Household Meditations
1
Beyond the windowed door, the yard. Beyond that, the road and its commerce. From here inside, the house lit against the night, the window shows me myself, my small enterprise. The cherry tree holds my head in its dark arms. The road with its comings and goings, a field away, stitches its two seams in opposite directions, trading between what insists against the obvious, and what has given up against the inevitable. In just hours I will give up the day, will dim and then darken the house, turn out the last lamp, yield even my eyes to what presses so lightly against them.
2
To my left, two stacks of slim-spined books, to my right, another. Before me, a chair stacked to its full height with newspapers in a careless riffle. Two shelves of cookbooks, a box of papers. In a cabinet are bottles of nail enamel—pink, scarlet, violet—and a basket of lipsticks. Flacons of cologne. Clothing cascading from its hangers, the ghosts of my ghosts. I will be buried in the coffin the house makes for me, enameled with strokes of thin brushes, in a mist of lemon verbena, enrobed in the sheer wings of my garments, shrouded in pages.
3
My children in argument surface from below.
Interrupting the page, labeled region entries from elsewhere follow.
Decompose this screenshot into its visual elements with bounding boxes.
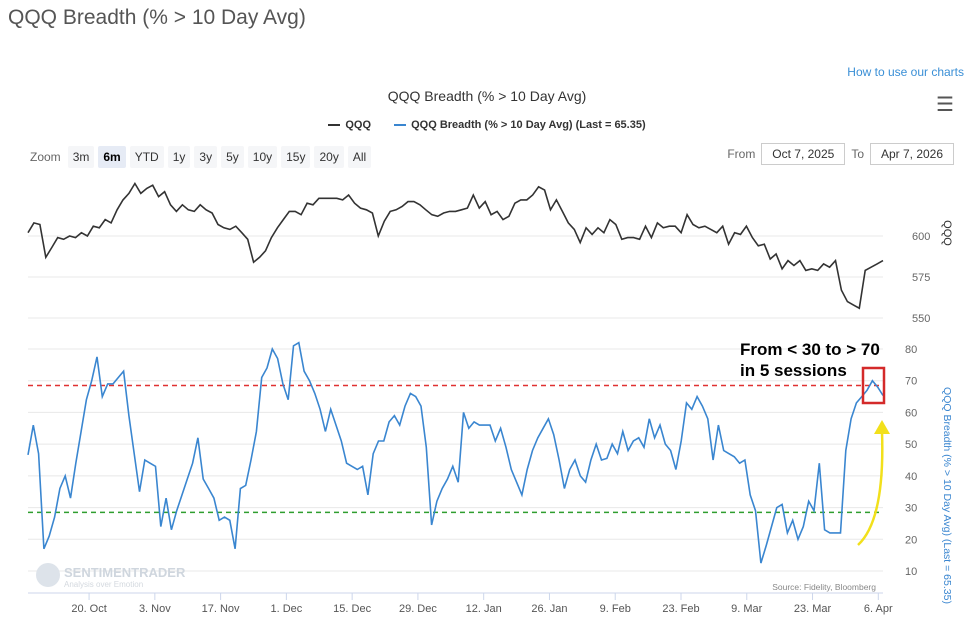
- arrow-head: [874, 420, 890, 434]
- zoom-controls: Zoom 3m 6m YTD 1y 3y 5y 10y 15y 20y All: [30, 146, 372, 168]
- y-tick-label: 10: [905, 566, 917, 578]
- legend-label: QQQ Breadth (% > 10 Day Avg) (Last = 65.…: [411, 119, 646, 131]
- y-tick-label: 60: [905, 407, 917, 419]
- y-tick-label: 600: [912, 231, 930, 243]
- x-tick-label: 26. Jan: [531, 603, 567, 615]
- legend: QQQ QQQ Breadth (% > 10 Day Avg) (Last =…: [0, 117, 974, 131]
- from-label: From: [727, 147, 756, 161]
- zoom-button-15y[interactable]: 15y: [281, 146, 311, 168]
- zoom-button-1y[interactable]: 1y: [167, 146, 191, 168]
- zoom-button-6m[interactable]: 6m: [98, 146, 126, 168]
- annotation-text: From < 30 to > 70 in 5 sessions: [740, 339, 880, 381]
- annotation-line1: From < 30 to > 70: [740, 340, 880, 359]
- zoom-button-10y[interactable]: 10y: [247, 146, 278, 168]
- y-tick-label: 30: [905, 503, 917, 515]
- zoom-button-3y[interactable]: 3y: [194, 146, 218, 168]
- x-tick-label: 17. Nov: [202, 603, 240, 615]
- x-tick-label: 29. Dec: [399, 603, 437, 615]
- y-tick-label: 80: [905, 344, 917, 356]
- date-range: From Oct 7, 2025 To Apr 7, 2026: [727, 143, 954, 165]
- x-tick-label: 3. Nov: [139, 603, 171, 615]
- hamburger-icon[interactable]: ☰: [936, 94, 954, 116]
- legend-swatch: [394, 124, 407, 126]
- zoom-button-ytd[interactable]: YTD: [129, 146, 164, 168]
- watermark-tagline: Analysis over Emotion: [64, 580, 143, 589]
- y-tick-label: 40: [905, 471, 917, 483]
- legend-item-breadth[interactable]: QQQ Breadth (% > 10 Day Avg) (Last = 65.…: [394, 119, 646, 131]
- annotation-line2: in 5 sessions: [740, 361, 847, 380]
- legend-swatch: [328, 124, 341, 126]
- watermark-brand: SENTIMENTRADER: [64, 565, 186, 580]
- y-tick-label: 50: [905, 439, 917, 451]
- x-tick-label: 23. Feb: [662, 603, 699, 615]
- x-tick-label: 12. Jan: [466, 603, 502, 615]
- chart-title: QQQ Breadth (% > 10 Day Avg): [387, 88, 587, 104]
- x-tick-label: 1. Dec: [270, 603, 302, 615]
- how-to-use-charts-link[interactable]: How to use our charts: [847, 65, 964, 79]
- y-tick-label: 575: [912, 272, 930, 284]
- y-tick-label: 70: [905, 376, 917, 388]
- x-tick-label: 6. Apr: [864, 603, 893, 615]
- zoom-label: Zoom: [30, 150, 61, 164]
- y-axis-title: QQQ Breadth (% > 10 Day Avg) (Last = 65.…: [941, 387, 953, 604]
- x-tick-label: 9. Feb: [600, 603, 631, 615]
- from-date-input[interactable]: Oct 7, 2025: [761, 143, 846, 165]
- highlight-box: [861, 366, 886, 405]
- to-label: To: [851, 147, 864, 161]
- y-axis-title: QQQ: [941, 220, 953, 246]
- legend-item-qqq[interactable]: QQQ: [328, 119, 371, 131]
- legend-label: QQQ: [345, 119, 372, 131]
- arrow-curve: [857, 431, 884, 546]
- series-line-qqq: [27, 181, 884, 310]
- y-tick-label: 550: [912, 313, 930, 325]
- x-tick-label: 15. Dec: [333, 603, 371, 615]
- zoom-button-20y[interactable]: 20y: [314, 146, 344, 168]
- watermark-logo-icon: [36, 563, 60, 587]
- to-date-input[interactable]: Apr 7, 2026: [870, 143, 954, 165]
- series-line-breadth: [27, 341, 884, 564]
- y-tick-label: 20: [905, 534, 917, 546]
- zoom-button-5y[interactable]: 5y: [221, 146, 244, 168]
- page-title: QQQ Breadth (% > 10 Day Avg): [8, 6, 306, 29]
- source-text: Source: Fidelity, Bloomberg: [772, 582, 876, 592]
- x-tick-label: 23. Mar: [794, 603, 832, 615]
- zoom-button-all[interactable]: All: [347, 146, 372, 168]
- x-tick-label: 20. Oct: [71, 603, 106, 615]
- zoom-button-3m[interactable]: 3m: [67, 146, 95, 168]
- x-tick-label: 9. Mar: [731, 603, 763, 615]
The dog grazes my calves as he crosses under the table. A pen has gone missing. A bone buried. Irritations blooming like bulbs having wintered over. The tuneless surge of the shower two rooms away whispers like a sea in my left ear. One never does what the other asks. A dog has gone missing. The pink tulips hold their green secret. The sky has released its loose wet petals. A pink scarf the rain writes its cursive script on. The dog, found, crosses from in to out and back in again. Someone stands naked in the shower’s rain. In April, the winter is trying to become a summer. Under the rambling rose, the knot of a bone.